There are no stagecoaches or six-shooters in this sharp, simmering drama of German-Bulgarian discord, but the spirit of John Ford graces it.
Custody of a white horse is one of several bones of contention between Bulgarian locals and visiting German laborers in Valeska Grisebach’s “Western,” a dispute that takes on the most classic symbolic dimension of the traditional oater: Does he who rides the white horse also get to be the good guy? That’s one of several oblique ways in which the eponymous genre improbably bleeds into this quietly involving culture-clash drama, down to its lone-wolf protagonist (Meinhard Neumann): a strong, mostly silent stranger whose incursions into the Bulgarian community set masculine tensions flaring on both sides. A welcome return for writer-helmer Grisebach, ending the too-long hiatus that followed 2006’s heart-piercing “Longing,” “Western” lacks that film’s emotional force, but it’s a sharp, expertly slow burn; discerning distributors should saddle up.
Maren Ade may be among the film’s producers, though even if she weren’t, “Western” would make an illuminating companion piece to Ade’s 2016 Cannes sensation “Toni Erdmann.” Though the films are tonally and narratively disparate, both examine Germany’s business presence in Eastern Europe (Bulgaria here, Romania in Ade’s film) with a keen, jaundiced eye to the brittle political discord left in its wake. Without advertising itself as such, “Western” could be viewed as a wry reflection of the European Union’s sometimes fractious present-day state — though much of its character conflict hinges on a more universal fear of the other.
In the case of chief cowboy figure Meinhard, he’s regarded with equally distrustful curiosity by foreigners and compatriots alike. The newest and least gregarious member in a team of German construction men, sent to a remote green patch of rural Bulgaria to build a modern water power plant, he’s an able, aloof worker less fazed than his colleagues about resistance from the local villagers — as a former legionnaire, with service in Afghanistan and Africa under his belt, this job presents no particular hardship to him. Heading up a compelling cast of non-professionals — drawn largely from the blue-collar sector shared by their characters — Neumann plays Meinhard with the tough, taciturn poise of cinema’s calmest gunslingers.
He stands in notable contrast to Vincent (Reinhardt Wetrek), the team’s boorish, short-fused foreman, who swiftly raises hackles among the Bulgarians by planting a German flag above the site and harassing women at the local swimming river. Meinhard, who already has little time for the team’s after-hours bonding, opts to reach out to the locals instead, befriending village bigwig Adrian (Syuleyman Alilov Letifov) and borrowing his aforementioned steed. It’s a gesture that brings out the pettiest, most parochial instincts on both sides, aggravating deep-seated resentment over Bulgaria’s unhappy history of German occupation. “He’s clearly not one of the decent ones,” says one ill-acquainted resident, with spitting contempt, of Meinhard; Germans in this region, it appears, remain guilty until proven otherwise.

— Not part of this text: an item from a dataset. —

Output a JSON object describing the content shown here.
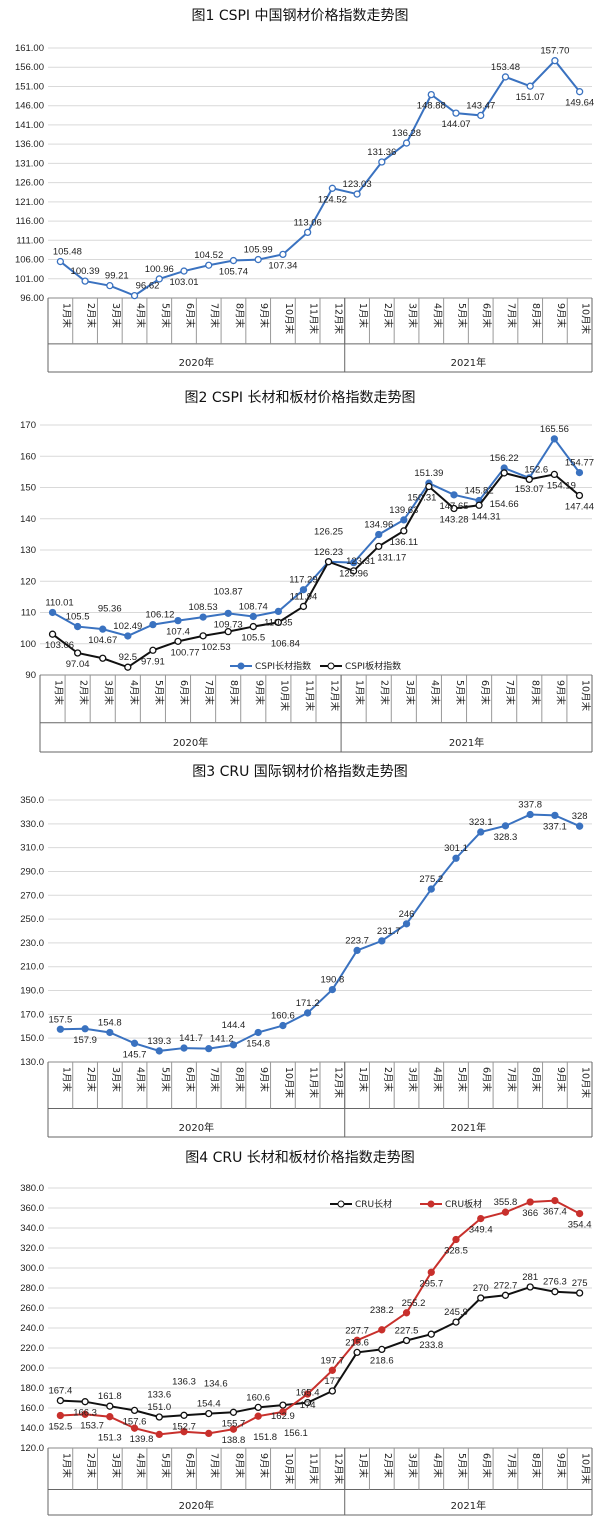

Grisebach has an acute, intelligent ear for the micro-aggressions — some accidental, some deliberate, some not so micro — that can escalate into more heated cultural battles in this particular east-meets-west showdown, where even attempts at diplomacy are rife with opportunities for misunderstanding. And in a manner that recalls Athina Rachel Tsangari’s more overtly satirical “Chevalier,” she regards the dynamics of all-male collectives — and all the hyper-macho intimacy and infighting that comes with them — with a mixture of gentle bemusement and scientific distance. When they’re not huffily trying to outrank each other, the Germans are shown in almost comically idyllic repose, even washing each other’s hair in the orange sunset. “It’s a blessing when you reach 40 and your testosterone diminishes,” Meinhard observes, though not everyone is quite so accepting of such truths.
Permitting all these tightly knotted tensions to reveal themselves at leisure, Grisebach keeps her filmmaking low-key and exactingly measured, resisting any startling formal coups. Which isn’t to undervalue the crisp precision of Bernhard Keller’s lensing, which directly doffs its cap to John Ford in certain serenely composed frames, and gradually identifies in the grassy, bucolic Bulgarian landscape all the sparse, atmospheric menace of the most parched Wild West frontier.